In the memo, Aronwald said he had most recently examined Trump in September, although he did not specify which tests he performed or their results. Instead, Aronwald wrote that “the 77-year-old’s physical exams were well within the normal range and his cognitive exams were exceptional.”
The bigger picture: Trump released the memo on President Biden’s 81st birthday, as the physical and mental health of both men emerged as a key issue for voters in the 2024 presidential race.
While Biden has faced unrelenting scrutiny over his age, Republican candidates seeking to beat Trump in the race have more and more. he grasped at his verbal stumbles to raise questions about his mental acuity on the campaign trail.
Fentanyl ring exposed after overdose death of D.C. mother, federal officials say
A drug overdose that killed a young mother in Washington two years ago led authorities to a cross-country fentanyl ring and the seizure of more than a quarter of a million pills, The Post Peter Hermann write
Federal prosecutors announced charges yesterday against 13 people from the DC and California area, adding to an indictment already filed against 13 other defendants. The charges include being members of a drug conspiracy.
- The drug largely originated in Mexico and was smuggled into California. From there, they were transported to the District by plane or sent by mail, according to him Matthew M. Graves, the US attorney for DC, who said the pills were “dangerously marked” to resemble legally manufactured oxycodone.
Key context: Mayor of DC Muriel E. Bowser (D) declared a public emergency over the opioid crisis last week, directing city agencies to track overdoses more efficiently and to help outreach teams reach those in need . The opioid overdose deaths recorded by D.C. so far this year are on pace to surpass last year’s record. 461.
Hannah Recht of KFF Health News sends us this dispatch:
A recent study from Epic questa division of the electronic medical records company, found that uninsured emergency room visits rose substantially this summer after states began dropping people from Medicaid rolls.
The researchers, who looked at emergency room records from more than 1,200 hospitals, found that the self-pay rate among patients increased from 6.1 percent in March to 8.5 percent in August – the highest rate observed since the first weeks of the pandemic. The new data supports anecdotal reports that many people dropped from Medicaid ended up without insurance.

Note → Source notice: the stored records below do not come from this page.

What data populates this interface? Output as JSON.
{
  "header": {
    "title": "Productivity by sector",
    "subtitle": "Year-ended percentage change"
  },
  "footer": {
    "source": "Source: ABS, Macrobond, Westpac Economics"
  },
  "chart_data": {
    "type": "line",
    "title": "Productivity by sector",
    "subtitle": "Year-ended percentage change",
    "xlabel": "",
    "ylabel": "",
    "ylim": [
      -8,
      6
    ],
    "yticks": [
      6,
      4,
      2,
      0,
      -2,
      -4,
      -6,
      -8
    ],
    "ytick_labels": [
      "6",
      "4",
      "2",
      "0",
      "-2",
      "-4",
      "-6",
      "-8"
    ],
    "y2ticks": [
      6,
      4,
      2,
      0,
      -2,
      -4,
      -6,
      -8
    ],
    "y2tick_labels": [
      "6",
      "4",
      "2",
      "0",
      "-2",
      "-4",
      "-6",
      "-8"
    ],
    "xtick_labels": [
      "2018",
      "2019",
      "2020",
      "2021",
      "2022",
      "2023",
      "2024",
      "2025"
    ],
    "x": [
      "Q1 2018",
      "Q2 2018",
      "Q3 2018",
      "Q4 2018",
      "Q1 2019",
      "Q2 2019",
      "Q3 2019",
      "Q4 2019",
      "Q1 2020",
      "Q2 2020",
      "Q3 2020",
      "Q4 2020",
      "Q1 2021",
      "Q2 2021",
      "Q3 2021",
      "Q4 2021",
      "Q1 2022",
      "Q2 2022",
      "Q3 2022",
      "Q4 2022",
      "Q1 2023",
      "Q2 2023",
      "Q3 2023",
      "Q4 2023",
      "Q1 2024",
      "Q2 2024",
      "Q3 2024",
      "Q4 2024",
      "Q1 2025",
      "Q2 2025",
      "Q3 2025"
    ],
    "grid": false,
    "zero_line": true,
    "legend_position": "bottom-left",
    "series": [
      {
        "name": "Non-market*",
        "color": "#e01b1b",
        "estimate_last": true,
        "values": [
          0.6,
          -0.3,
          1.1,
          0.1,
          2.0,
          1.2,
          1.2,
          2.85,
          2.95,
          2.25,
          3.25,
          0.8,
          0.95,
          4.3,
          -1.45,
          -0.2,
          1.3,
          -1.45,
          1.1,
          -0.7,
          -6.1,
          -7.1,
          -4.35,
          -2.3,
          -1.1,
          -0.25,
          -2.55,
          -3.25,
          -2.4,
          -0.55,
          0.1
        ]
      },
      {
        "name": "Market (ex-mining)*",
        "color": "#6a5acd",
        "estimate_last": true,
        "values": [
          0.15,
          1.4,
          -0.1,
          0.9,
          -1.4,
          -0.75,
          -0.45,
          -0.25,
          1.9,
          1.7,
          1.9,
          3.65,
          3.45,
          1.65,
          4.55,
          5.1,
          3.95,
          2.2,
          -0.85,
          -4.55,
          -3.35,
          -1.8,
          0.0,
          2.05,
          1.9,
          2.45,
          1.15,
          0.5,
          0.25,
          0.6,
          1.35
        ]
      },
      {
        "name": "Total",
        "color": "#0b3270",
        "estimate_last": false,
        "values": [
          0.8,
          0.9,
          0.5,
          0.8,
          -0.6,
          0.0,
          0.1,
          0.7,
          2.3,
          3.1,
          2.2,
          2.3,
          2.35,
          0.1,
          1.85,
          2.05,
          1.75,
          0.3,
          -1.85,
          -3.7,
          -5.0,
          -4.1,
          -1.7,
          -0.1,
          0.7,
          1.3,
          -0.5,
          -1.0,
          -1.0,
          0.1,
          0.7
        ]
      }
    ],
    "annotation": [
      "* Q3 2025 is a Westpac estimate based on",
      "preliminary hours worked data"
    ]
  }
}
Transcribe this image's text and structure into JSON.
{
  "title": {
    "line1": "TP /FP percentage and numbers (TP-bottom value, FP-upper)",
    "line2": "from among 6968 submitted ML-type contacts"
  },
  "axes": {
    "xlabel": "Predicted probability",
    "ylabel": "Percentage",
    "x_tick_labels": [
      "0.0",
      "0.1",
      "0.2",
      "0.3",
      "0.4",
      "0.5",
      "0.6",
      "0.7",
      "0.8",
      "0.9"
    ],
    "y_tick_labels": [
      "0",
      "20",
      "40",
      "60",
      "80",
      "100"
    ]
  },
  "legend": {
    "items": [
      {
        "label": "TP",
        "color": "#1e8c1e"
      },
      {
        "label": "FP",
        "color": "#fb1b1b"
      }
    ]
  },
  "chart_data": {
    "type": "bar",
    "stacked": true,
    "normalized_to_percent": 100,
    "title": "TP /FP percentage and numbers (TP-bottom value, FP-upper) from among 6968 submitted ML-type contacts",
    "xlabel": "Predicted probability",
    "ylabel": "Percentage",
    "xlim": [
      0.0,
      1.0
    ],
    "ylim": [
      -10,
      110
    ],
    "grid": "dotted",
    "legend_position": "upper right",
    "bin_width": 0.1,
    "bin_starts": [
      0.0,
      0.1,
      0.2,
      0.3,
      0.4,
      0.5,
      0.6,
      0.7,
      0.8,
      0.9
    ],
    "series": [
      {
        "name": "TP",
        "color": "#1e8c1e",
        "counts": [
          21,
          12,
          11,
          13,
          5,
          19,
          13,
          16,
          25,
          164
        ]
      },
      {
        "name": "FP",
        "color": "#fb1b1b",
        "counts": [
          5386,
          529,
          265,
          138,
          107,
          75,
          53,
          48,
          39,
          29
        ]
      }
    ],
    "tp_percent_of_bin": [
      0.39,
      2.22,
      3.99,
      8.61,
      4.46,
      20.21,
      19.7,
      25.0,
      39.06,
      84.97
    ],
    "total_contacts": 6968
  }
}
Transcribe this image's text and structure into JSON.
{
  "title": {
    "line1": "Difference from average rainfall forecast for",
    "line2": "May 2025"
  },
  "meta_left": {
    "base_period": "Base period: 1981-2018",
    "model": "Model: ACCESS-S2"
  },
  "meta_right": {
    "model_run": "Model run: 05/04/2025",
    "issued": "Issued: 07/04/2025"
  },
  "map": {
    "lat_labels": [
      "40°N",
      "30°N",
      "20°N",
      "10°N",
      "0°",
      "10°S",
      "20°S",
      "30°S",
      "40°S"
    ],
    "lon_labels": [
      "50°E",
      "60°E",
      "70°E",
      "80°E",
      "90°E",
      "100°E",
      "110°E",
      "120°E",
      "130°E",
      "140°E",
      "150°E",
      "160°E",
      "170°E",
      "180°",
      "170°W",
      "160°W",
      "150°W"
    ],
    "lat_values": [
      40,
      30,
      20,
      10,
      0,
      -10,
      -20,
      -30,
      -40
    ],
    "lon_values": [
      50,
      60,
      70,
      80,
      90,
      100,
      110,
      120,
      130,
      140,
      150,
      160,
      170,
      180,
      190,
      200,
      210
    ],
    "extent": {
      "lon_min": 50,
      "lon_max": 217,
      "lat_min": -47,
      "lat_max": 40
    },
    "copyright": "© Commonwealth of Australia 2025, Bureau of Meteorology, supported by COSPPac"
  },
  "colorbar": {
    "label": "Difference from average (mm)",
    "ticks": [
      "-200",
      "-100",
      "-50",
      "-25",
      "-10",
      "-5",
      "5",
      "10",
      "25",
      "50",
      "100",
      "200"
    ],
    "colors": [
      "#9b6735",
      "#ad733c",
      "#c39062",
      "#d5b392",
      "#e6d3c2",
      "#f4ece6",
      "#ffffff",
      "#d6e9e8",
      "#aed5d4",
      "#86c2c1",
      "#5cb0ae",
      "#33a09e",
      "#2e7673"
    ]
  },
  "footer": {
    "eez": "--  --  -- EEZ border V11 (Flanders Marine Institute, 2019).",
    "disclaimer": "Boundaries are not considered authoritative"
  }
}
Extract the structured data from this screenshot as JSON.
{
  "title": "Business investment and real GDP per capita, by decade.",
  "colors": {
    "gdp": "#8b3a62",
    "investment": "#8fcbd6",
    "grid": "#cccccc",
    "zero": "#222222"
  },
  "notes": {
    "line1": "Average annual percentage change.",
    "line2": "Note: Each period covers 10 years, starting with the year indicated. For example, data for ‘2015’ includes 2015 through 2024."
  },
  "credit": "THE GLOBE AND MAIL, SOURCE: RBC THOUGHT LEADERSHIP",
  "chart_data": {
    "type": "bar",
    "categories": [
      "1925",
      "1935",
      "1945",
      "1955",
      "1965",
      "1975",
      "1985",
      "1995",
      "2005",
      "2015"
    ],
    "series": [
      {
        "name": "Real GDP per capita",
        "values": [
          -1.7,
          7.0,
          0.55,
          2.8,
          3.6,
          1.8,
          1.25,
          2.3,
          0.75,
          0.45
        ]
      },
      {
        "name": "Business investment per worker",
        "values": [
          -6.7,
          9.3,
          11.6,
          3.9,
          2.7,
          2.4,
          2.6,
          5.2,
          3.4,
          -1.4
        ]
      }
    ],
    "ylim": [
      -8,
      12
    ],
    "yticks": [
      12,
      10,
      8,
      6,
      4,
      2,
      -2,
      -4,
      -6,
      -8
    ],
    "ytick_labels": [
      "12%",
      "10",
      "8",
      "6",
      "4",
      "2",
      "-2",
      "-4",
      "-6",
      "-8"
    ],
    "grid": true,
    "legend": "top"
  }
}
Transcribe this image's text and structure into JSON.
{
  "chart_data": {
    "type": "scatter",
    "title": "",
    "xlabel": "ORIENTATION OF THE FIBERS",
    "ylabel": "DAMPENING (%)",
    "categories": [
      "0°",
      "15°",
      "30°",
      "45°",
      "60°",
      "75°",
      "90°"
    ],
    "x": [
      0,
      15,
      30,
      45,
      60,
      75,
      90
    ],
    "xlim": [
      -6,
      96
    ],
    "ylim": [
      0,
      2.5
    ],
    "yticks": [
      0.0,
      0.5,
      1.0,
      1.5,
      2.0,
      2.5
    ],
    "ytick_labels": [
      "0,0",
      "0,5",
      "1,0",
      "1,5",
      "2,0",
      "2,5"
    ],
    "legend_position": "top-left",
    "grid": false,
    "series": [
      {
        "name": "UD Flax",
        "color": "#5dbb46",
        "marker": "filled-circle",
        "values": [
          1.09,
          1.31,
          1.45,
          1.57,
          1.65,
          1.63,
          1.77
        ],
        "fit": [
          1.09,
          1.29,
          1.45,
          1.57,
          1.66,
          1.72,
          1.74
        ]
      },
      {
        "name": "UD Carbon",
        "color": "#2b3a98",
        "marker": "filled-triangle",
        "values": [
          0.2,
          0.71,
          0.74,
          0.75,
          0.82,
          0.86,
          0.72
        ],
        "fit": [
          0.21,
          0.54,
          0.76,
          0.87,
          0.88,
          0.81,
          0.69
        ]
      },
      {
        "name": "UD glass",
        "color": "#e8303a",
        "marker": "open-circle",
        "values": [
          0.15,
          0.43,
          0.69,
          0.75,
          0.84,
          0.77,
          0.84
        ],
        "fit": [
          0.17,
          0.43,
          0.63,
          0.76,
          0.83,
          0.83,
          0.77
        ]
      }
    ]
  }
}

- Texas Attorney General Ken Paxton (R) is in question Pfizer and its supplier Tris Pharma for allegedly providing children with attention-deficit/hyperactivity disorder medications they knew might be ineffective to the state’s Medicaid insurance program, Brendan Pierson reports for Reutersciting a process unsealed yesterday.
- In the future, ads for prescription drugs that go on radio and TV will be required to disclose the main side effects and contraindications of the treatment in a “clear, visible and neutral way” under a rule finished from the Food and Drug Administration yesterday
- The federal office of civil rights of the federal health department has reached an agreement with the St. Joseph Medical Center to resolve claims that the New York-based facility violated federal health privacy rules by sharing the protected information of some covid-19 patients with a reporter.
- The Centers for Medicare and Medicaid Services approved Alabama’s request to use federal dollars to provide community-based mobile crisis intervention services.